A meme is specifically a culturally transmissible unit of information. Duplicating culturally transmissible information is not necessarily the same thing as duplicating thoughts. For example, lots of people learn arithmetic but different people may think about how to do arithmetic in different ways.
Now it could be the case that one particular way of thinking about doing maths is better than another, i.e. - people can do maths faster with it or understand the results better. But if nobody puts time and effort into figuring out how to transmit that method culturally it won't be a meme. so there is a distinction between memes and thoughts. Moreover, when somebody figures out how to transmit an idea culturally he adds to its content and may substantially change it. So the meme version of the idea may be very different to what he was doing originally.
Another distinction between memes and ideas is that a person may think that he does not hold a particular meme when in fact he does.
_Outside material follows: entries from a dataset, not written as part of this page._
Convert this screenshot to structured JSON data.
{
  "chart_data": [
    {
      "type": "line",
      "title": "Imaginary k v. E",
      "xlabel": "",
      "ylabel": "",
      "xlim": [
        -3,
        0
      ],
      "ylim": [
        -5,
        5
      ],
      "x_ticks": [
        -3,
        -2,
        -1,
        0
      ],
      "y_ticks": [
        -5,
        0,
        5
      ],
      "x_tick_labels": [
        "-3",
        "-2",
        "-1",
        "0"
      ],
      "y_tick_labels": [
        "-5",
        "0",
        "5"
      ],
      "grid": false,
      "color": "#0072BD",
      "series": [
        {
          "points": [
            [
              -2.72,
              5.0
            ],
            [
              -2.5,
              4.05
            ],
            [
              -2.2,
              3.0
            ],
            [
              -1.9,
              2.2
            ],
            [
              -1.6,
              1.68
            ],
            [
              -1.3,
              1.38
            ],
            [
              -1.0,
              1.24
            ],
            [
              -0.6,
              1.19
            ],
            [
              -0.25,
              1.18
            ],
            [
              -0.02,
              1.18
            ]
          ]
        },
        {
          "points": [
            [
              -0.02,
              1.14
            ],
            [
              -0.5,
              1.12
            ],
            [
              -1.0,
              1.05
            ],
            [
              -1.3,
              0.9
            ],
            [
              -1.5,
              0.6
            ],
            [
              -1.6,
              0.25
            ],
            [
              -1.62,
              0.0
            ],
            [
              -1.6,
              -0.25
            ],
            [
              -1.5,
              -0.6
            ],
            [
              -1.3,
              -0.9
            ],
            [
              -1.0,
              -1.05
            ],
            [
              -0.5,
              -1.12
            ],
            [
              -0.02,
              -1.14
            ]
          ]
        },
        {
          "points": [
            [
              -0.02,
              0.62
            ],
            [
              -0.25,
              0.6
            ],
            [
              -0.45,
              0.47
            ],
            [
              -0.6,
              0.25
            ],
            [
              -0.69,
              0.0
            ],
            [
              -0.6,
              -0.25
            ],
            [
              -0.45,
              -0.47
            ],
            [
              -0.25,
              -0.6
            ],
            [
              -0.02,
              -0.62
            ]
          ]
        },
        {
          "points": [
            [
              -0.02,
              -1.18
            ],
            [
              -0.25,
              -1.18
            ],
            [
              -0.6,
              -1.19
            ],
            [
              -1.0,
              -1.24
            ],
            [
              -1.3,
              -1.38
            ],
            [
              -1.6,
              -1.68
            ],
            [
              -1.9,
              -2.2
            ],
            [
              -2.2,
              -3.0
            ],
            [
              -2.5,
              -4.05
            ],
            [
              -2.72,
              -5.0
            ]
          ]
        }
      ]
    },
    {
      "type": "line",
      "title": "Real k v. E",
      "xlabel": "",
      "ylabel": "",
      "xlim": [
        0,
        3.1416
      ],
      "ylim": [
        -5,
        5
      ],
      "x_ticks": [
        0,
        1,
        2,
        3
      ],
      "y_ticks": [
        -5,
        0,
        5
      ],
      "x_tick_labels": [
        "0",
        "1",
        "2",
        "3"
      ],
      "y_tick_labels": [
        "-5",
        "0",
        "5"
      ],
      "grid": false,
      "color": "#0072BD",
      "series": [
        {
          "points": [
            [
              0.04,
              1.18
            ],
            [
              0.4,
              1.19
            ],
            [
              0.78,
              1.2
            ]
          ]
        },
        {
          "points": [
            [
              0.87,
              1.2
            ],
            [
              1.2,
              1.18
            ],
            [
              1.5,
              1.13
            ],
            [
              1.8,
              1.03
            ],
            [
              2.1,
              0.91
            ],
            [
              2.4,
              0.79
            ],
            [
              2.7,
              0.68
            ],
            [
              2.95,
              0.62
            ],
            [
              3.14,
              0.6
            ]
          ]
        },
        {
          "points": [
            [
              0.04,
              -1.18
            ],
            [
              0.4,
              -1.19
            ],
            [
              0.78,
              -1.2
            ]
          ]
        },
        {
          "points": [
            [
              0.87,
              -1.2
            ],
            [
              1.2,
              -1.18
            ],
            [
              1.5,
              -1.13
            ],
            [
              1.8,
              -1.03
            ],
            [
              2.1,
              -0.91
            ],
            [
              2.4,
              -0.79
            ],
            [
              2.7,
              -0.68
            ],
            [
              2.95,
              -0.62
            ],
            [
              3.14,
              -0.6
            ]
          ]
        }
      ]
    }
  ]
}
A parent may get annoyed with a child when the child disobeys the parent's instructions. The parent might then say "Do X because I said so." The parent may think that this is not his actual position, he has a very good reason he just can't explain it right now. But the parent is wrong. If he had some fabulous explanation and he wanted to tell the child he would do so. He literally does want the child to do X because he said so and not for any independent reason. Such ideas are not transmitted by people understanding their content, but by patterns of behaviour that help shield the content from being thought about and criticised.
For the best available discussion of memes, see "The Beginning of Infinity" by David Deutsch, chapters 15 and 16, which have detailed discussions of meme transmission and of similarities and differences between memes and genes.